As I reached for an avocado, a shopper loudly announced to her companion, while looking directly at me, that “mask wearers are just stupid lemmings.”
I didn’t engage her. I wanted to, though.
But in one of those lovely moments of clarity just before I opened my mouth — clarity I sometimes get only after I’ve opened my mouth — my mind played the final sentence of a favorite Zen koan. The gift of her insult stayed with her instead of weighing me down.
I can’t claim perfection in moments like these, but the koan brightened the moment considerably for me and so I want to share it with you. I’ve shared it before, long ago, but it’s been a while and we are in times when having a reliable non-comeback to an insult is a good thing to have on hand. It is heavy weight to try to rectify every insult and life is short.
The gift of insults
There was once an old man known for being able to defeat any challenger.
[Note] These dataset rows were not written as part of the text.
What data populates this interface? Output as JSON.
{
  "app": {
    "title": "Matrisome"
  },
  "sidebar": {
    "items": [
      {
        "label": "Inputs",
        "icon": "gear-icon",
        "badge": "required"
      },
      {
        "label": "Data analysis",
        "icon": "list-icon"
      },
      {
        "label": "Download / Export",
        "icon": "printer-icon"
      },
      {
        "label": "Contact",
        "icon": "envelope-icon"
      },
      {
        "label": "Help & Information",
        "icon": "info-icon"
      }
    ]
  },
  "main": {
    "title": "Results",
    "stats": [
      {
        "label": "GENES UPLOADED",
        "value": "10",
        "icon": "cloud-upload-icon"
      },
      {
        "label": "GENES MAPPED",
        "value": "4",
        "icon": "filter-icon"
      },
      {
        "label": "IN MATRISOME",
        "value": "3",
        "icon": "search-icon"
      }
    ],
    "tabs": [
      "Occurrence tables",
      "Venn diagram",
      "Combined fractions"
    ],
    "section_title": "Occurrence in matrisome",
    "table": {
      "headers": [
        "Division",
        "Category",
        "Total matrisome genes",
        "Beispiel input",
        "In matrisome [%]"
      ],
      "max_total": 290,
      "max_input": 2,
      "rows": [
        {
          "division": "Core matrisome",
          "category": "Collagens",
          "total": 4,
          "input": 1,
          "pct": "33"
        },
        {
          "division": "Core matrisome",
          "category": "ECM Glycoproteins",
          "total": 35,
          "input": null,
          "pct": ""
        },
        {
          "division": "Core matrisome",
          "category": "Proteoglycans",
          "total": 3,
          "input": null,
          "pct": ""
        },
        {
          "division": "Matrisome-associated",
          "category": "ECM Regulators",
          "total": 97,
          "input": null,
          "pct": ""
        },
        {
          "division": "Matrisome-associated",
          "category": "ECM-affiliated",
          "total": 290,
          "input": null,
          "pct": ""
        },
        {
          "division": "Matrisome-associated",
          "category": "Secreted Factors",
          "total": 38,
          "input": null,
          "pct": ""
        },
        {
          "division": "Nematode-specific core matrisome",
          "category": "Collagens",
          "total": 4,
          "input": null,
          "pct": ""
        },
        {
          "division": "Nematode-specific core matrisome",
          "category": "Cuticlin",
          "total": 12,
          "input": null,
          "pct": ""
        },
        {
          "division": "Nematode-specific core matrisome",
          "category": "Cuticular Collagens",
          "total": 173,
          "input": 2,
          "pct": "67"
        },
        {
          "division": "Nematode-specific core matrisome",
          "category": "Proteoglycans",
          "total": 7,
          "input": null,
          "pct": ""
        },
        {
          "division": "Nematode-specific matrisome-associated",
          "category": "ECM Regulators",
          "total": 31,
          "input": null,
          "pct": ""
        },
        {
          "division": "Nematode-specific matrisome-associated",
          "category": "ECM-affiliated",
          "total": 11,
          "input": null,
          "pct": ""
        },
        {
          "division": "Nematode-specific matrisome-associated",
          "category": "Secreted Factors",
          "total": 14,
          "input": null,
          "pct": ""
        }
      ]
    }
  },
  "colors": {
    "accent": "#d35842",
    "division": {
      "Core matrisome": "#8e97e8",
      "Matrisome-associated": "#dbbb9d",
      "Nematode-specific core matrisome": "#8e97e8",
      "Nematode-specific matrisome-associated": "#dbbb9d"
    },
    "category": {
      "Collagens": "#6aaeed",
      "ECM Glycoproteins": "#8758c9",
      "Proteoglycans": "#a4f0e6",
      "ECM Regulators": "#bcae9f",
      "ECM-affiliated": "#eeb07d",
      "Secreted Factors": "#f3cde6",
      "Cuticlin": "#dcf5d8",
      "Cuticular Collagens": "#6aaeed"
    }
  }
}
His reputation extended throughout the land and many gathered to study under him. One day a young warrior arrived at the old man’s village. He was determined to be the first to defeat the great master, since he had both strength and the ability to notice and exploit an opponent’s weakness.
The old master gladly accepted the young warrior’s challenge. As the two faced one another, the young warrior began to hurl insults at the old master. The verbal insults went on for hours, yet the old master merely stood there motionless and calm. Finally, the young warrior exhausted himself. Defeated, he left.
The great master’s students gathered around the old man. “How could you endure such an indignity?” they wondered. “And how were you able to drive him away?”
“If someone comes to give you a gift and you do not receive it,” the master replied, “to whom does the gift belong?”
Again: If someone comes to give you a gift and you do not receive it, to whom does the gift belong?